El éxito es lo que todos deseamos en nuestras vidas personales y en nuestro trabajo. Nos gustaría ser felices, cumplir con nuestros objetivos laborales, estar conformes con nuestro rendimiento y recibir un merecido reconocimiento.

Para hacer de la vida un éxito y tener éxito en la vida hay que aprender a conocerse bien, saber lo que uno quiere, ser coherente y estar dispuesto a aceptar los compromisos.

Hay técnicas que llevan al éxito económico, por ejemplo cuando se tiene una buena idea que masivamente a la gente le agrade; y cuando se está dispuesto a cumplir determinadas reglas.


Hacer de la propia vida un éxito es el desafío que nadie debería negarse y que realmente vale la pena, para darle sentido a la existencia y poder disfrutar de la vida.

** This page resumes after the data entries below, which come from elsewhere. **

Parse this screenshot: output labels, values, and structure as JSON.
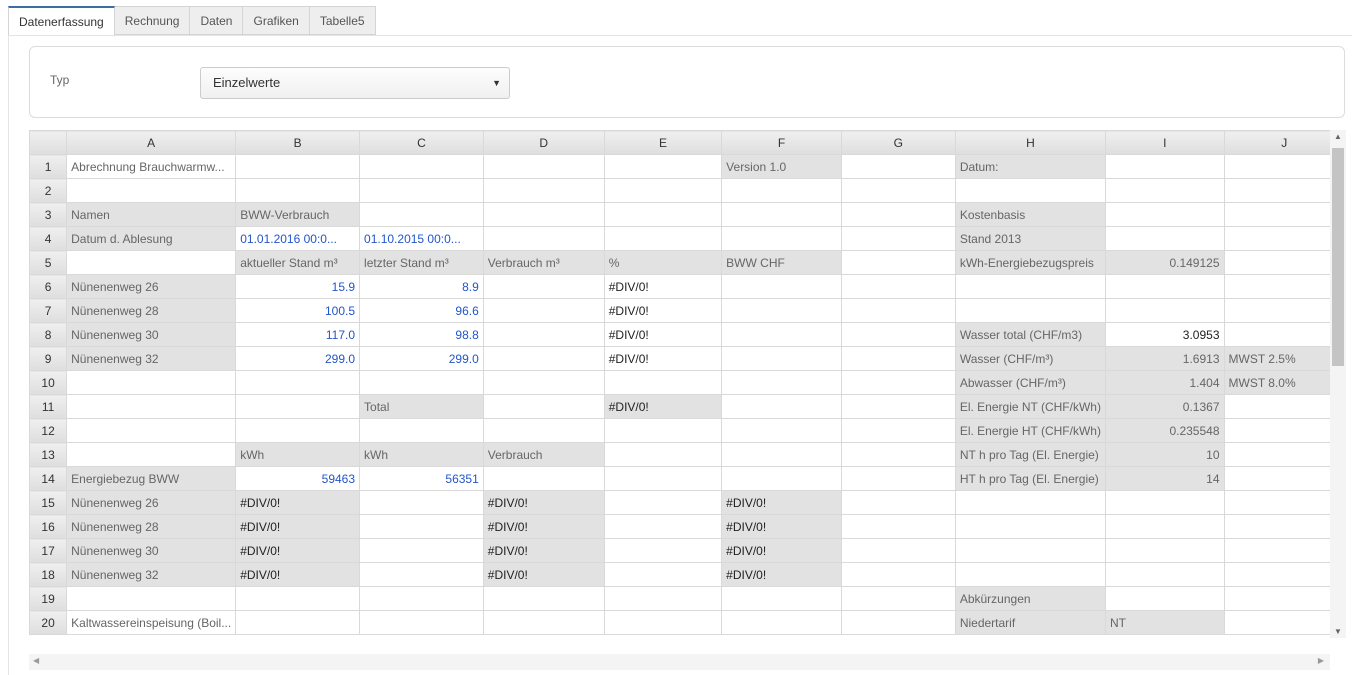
{
  "tabs": [
    "Datenerfassung",
    "Rechnung",
    "Daten",
    "Grafiken",
    "Tabelle5"
  ],
  "active_tab": 0,
  "form": {
    "typ_label": "Typ",
    "typ_value": "Einzelwerte"
  },
  "columns": [
    "A",
    "B",
    "C",
    "D",
    "E",
    "F",
    "G",
    "H",
    "I",
    "J"
  ],
  "rows": [
    [
      [
        "Abrechnung Brauchwarmw...",
        ""
      ],
      [
        "",
        ""
      ],
      [
        "",
        ""
      ],
      [
        "",
        ""
      ],
      [
        "",
        ""
      ],
      [
        "Version 1.0",
        "g"
      ],
      [
        "",
        ""
      ],
      [
        "Datum:",
        "g"
      ],
      [
        "",
        ""
      ],
      [
        "",
        ""
      ]
    ],
    [
      [
        "",
        ""
      ],
      [
        "",
        ""
      ],
      [
        "",
        ""
      ],
      [
        "",
        ""
      ],
      [
        "",
        ""
      ],
      [
        "",
        ""
      ],
      [
        "",
        ""
      ],
      [
        "",
        ""
      ],
      [
        "",
        ""
      ],
      [
        "",
        ""
      ]
    ],
    [
      [
        "Namen",
        "g"
      ],
      [
        "BWW-Verbrauch",
        "g"
      ],
      [
        "",
        ""
      ],
      [
        "",
        ""
      ],
      [
        "",
        ""
      ],
      [
        "",
        ""
      ],
      [
        "",
        ""
      ],
      [
        "Kostenbasis",
        "g"
      ],
      [
        "",
        ""
      ],
      [
        "",
        ""
      ]
    ],
    [
      [
        "Datum d. Ablesung",
        "g"
      ],
      [
        "01.01.2016 00:0...",
        "b"
      ],
      [
        "01.10.2015 00:0...",
        "b"
      ],
      [
        "",
        ""
      ],
      [
        "",
        ""
      ],
      [
        "",
        ""
      ],
      [
        "",
        ""
      ],
      [
        "Stand 2013",
        "g"
      ],
      [
        "",
        ""
      ],
      [
        "",
        ""
      ]
    ],
    [
      [
        "",
        ""
      ],
      [
        "aktueller Stand m³",
        "g"
      ],
      [
        "letzter Stand m³",
        "g"
      ],
      [
        "Verbrauch m³",
        "g"
      ],
      [
        "%",
        "g"
      ],
      [
        "BWW CHF",
        "g"
      ],
      [
        "",
        ""
      ],
      [
        "kWh-Energiebezugspreis",
        "g"
      ],
      [
        "0.149125",
        "gr"
      ],
      [
        "",
        ""
      ]
    ],
    [
      [
        "Nünenenweg 26",
        "g"
      ],
      [
        "15.9",
        "br"
      ],
      [
        "8.9",
        "br"
      ],
      [
        "",
        ""
      ],
      [
        "#DIV/0!",
        "k"
      ],
      [
        "",
        ""
      ],
      [
        "",
        ""
      ],
      [
        "",
        ""
      ],
      [
        "",
        ""
      ],
      [
        "",
        ""
      ]
    ],
    [
      [
        "Nünenenweg 28",
        "g"
      ],
      [
        "100.5",
        "br"
      ],
      [
        "96.6",
        "br"
      ],
      [
        "",
        ""
      ],
      [
        "#DIV/0!",
        "k"
      ],
      [
        "",
        ""
      ],
      [
        "",
        ""
      ],
      [
        "",
        ""
      ],
      [
        "",
        ""
      ],
      [
        "",
        ""
      ]
    ],
    [
      [
        "Nünenenweg 30",
        "g"
      ],
      [
        "117.0",
        "br"
      ],
      [
        "98.8",
        "br"
      ],
      [
        "",
        ""
      ],
      [
        "#DIV/0!",
        "k"
      ],
      [
        "",
        ""
      ],
      [
        "",
        ""
      ],
      [
        "Wasser total (CHF/m3)",
        "g"
      ],
      [
        "3.0953",
        "kr"
      ],
      [
        "",
        ""
      ]
    ],
    [
      [
        "Nünenenweg 32",
        "g"
      ],
      [
        "299.0",
        "br"
      ],
      [
        "299.0",
        "br"
      ],
      [
        "",
        ""
      ],
      [
        "#DIV/0!",
        "k"
      ],
      [
        "",
        ""
      ],
      [
        "",
        ""
      ],
      [
        "Wasser (CHF/m³)",
        "g"
      ],
      [
        "1.6913",
        "gr"
      ],
      [
        "MWST 2.5%",
        "g"
      ]
    ],
    [
      [
        "",
        ""
      ],
      [
        "",
        ""
      ],
      [
        "",
        ""
      ],
      [
        "",
        ""
      ],
      [
        "",
        ""
      ],
      [
        "",
        ""
      ],
      [
        "",
        ""
      ],
      [
        "Abwasser (CHF/m³)",
        "g"
      ],
      [
        "1.404",
        "gr"
      ],
      [
        "MWST 8.0%",
        "g"
      ]
    ],
    [
      [
        "",
        ""
      ],
      [
        "",
        ""
      ],
      [
        "Total",
        "g"
      ],
      [
        "",
        ""
      ],
      [
        "#DIV/0!",
        "gk"
      ],
      [
        "",
        ""
      ],
      [
        "",
        ""
      ],
      [
        "El. Energie NT (CHF/kWh)",
        "g"
      ],
      [
        "0.1367",
        "gr"
      ],
      [
        "",
        ""
      ]
    ],
    [
      [
        "",
        ""
      ],
      [
        "",
        ""
      ],
      [
        "",
        ""
      ],
      [
        "",
        ""
      ],
      [
        "",
        ""
      ],
      [
        "",
        ""
      ],
      [
        "",
        ""
      ],
      [
        "El. Energie HT (CHF/kWh)",
        "g"
      ],
      [
        "0.235548",
        "gr"
      ],
      [
        "",
        ""
      ]
    ],
    [
      [
        "",
        ""
      ],
      [
        "kWh",
        "g"
      ],
      [
        "kWh",
        "g"
      ],
      [
        "Verbrauch",
        "g"
      ],
      [
        "",
        ""
      ],
      [
        "",
        ""
      ],
      [
        "",
        ""
      ],
      [
        "NT h pro Tag (El. Energie)",
        "g"
      ],
      [
        "10",
        "gr"
      ],
      [
        "",
        ""
      ]
    ],
    [
      [
        "Energiebezug BWW",
        "g"
      ],
      [
        "59463",
        "br"
      ],
      [
        "56351",
        "br"
      ],
      [
        "",
        ""
      ],
      [
        "",
        ""
      ],
      [
        "",
        ""
      ],
      [
        "",
        ""
      ],
      [
        "HT h pro Tag (El. Energie)",
        "g"
      ],
      [
        "14",
        "gr"
      ],
      [
        "",
        ""
      ]
    ],
    [
      [
        "Nünenenweg 26",
        "g"
      ],
      [
        "#DIV/0!",
        "gk"
      ],
      [
        "",
        ""
      ],
      [
        "#DIV/0!",
        "gk"
      ],
      [
        "",
        ""
      ],
      [
        "#DIV/0!",
        "gk"
      ],
      [
        "",
        ""
      ],
      [
        "",
        ""
      ],
      [
        "",
        ""
      ],
      [
        "",
        ""
      ]
    ],
    [
      [
        "Nünenenweg 28",
        "g"
      ],
      [
        "#DIV/0!",
        "gk"
      ],
      [
        "",
        ""
      ],
      [
        "#DIV/0!",
        "gk"
      ],
      [
        "",
        ""
      ],
      [
        "#DIV/0!",
        "gk"
      ],
      [
        "",
        ""
      ],
      [
        "",
        ""
      ],
      [
        "",
        ""
      ],
      [
        "",
        ""
      ]
    ],
    [
      [
        "Nünenenweg 30",
        "g"
      ],
      [
        "#DIV/0!",
        "gk"
      ],
      [
        "",
        ""
      ],
      [
        "#DIV/0!",
        "gk"
      ],
      [
        "",
        ""
      ],
      [
        "#DIV/0!",
        "gk"
      ],
      [
        "",
        ""
      ],
      [
        "",
        ""
      ],
      [
        "",
        ""
      ],
      [
        "",
        ""
      ]
    ],
    [
      [
        "Nünenenweg 32",
        "g"
      ],
      [
        "#DIV/0!",
        "gk"
      ],
      [
        "",
        ""
      ],
      [
        "#DIV/0!",
        "gk"
      ],
      [
        "",
        ""
      ],
      [
        "#DIV/0!",
        "gk"
      ],
      [
        "",
        ""
      ],
      [
        "",
        ""
      ],
      [
        "",
        ""
      ],
      [
        "",
        ""
      ]
    ],
    [
      [
        "",
        ""
      ],
      [
        "",
        ""
      ],
      [
        "",
        ""
      ],
      [
        "",
        ""
      ],
      [
        "",
        ""
      ],
      [
        "",
        ""
      ],
      [
        "",
        ""
      ],
      [
        "Abkürzungen",
        "g"
      ],
      [
        "",
        ""
      ],
      [
        "",
        ""
      ]
    ],
    [
      [
        "Kaltwassereinspeisung (Boil...",
        ""
      ],
      [
        "",
        ""
      ],
      [
        "",
        ""
      ],
      [
        "",
        ""
      ],
      [
        "",
        ""
      ],
      [
        "",
        ""
      ],
      [
        "",
        ""
      ],
      [
        "Niedertarif",
        "g"
      ],
      [
        "NT",
        "g"
      ],
      [
        "",
        ""
      ]
    ]
  ],
  "icons": {
    "dropdown": "caret-down-icon",
    "scroll_up": "arrow-up-icon",
    "scroll_down": "arrow-down-icon",
    "scroll_left": "arrow-left-icon",
    "scroll_right": "arrow-right-icon"
  }
}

Tener éxito en la vida, aunque no garantice la plenitud, también puede hacernos ganar dinero, medio que tiene sus ventajas, como por ejemplo permitirnos luego, a hacer lo que realmente queremos.

El éxito objetivo, que es tener éxito en la vida, que tiene en cuenta a los otros más que a uno mismo, exige una determinación férrea, seguir los pasos necesarios, conocer cómo se hacen las cosas y estar dispuesto a todo.

Este éxito, hecho para la mayoría, no expresa la individualidad total, sino la satisfacción de los caprichos del mercado.

El éxito subjetivo, que es hacer de la propia vida un éxito, es poder conseguir lo que realmente se anhela, que nos hace sentir realizados y libres, y que tiene en cuenta nuestros valores y nuestra forma de ver el mundo.

El éxito objetivo exige disciplina, aceptar las reglas de juego, arriesgarse, estar dispuesto a ganar o perder y dar para recibir.

El éxito subjetivo exige conocerse bien, saber qué es lo más importante y ser uno mismo, porque los deseos genuinos tienen que ver con los propios valores.

El éxito objetivo exige una fuerte motivación, la mente se torna sensible a ese aspecto de la realidad y percibe precisamente las señales que indican el camino a seguir. Se está en condiciones de ver lo que antes no se veía y uno se convierte en un imán que atrae los mismos intereses que pueden favorecer sus propios proyectos.

Investigaciones realizadas en el campo de las ciencias sociales han contribuido a formar un perfil de la persona exitosa, tanto en el aspecto personal como laboral.

En primer lugar es importante tener el objetivo bien claro, saber lo que uno quiere y evitar sabotearse a si mismo con pensamientos contradictorios o con la duda.

Una persona motivada obtiene lo que quiere aunque tenga que pasar por muchos obstáculos para alcanzar su meta. Se pueden incrementar las posibilidades de éxito si adoptamos la actitud de los hombres exitosos y estamos dispuestos a seguir sus reglas.

Los elementos claves son el compromiso con el objetivo, la confianza en uno mismo y la tenacidad; y las condiciones que no se pueden eludir es no desanimarse, no abandonar la intención o cambiar de rumbo a la mitad del camino.

A veces hay que aprender a delegar funciones que no son para uno, porque todos tenemos puntos débiles y podemos fallar en algunas cosas; y una determinada actividad exige destrezas diferentes para desarrollarla.


El que sabe hacer bien su trabajo puede no manejarse bien en otras tareas que también son necesarias, tener dificultades para relacionarse o no tener suficiente ambición y no ser capaz de desenvolverse a nivel financiero. Necesitará entrenarse mejor en esas áreas o buscar sustitutos que tengan el perfil adecuado para que los ayuden.

En el mundo de los negocios está comprobado que tienen más éxito los que tienen capacidad empresarial y una inteligencia normal, que los que se destacan por su alto nivel de inteligencia pero que no tienen ninguna habilidad para los negocios.

Lo que si es necesario es ampliar las expectativas y no detenerse en el proceso de crecimiento aunque se hayan cumplido las metas propuestas, porque luego del éxito está la responsabilidad social de asegurar la continuidad para seguir generando recursos y fuentes de trabajo.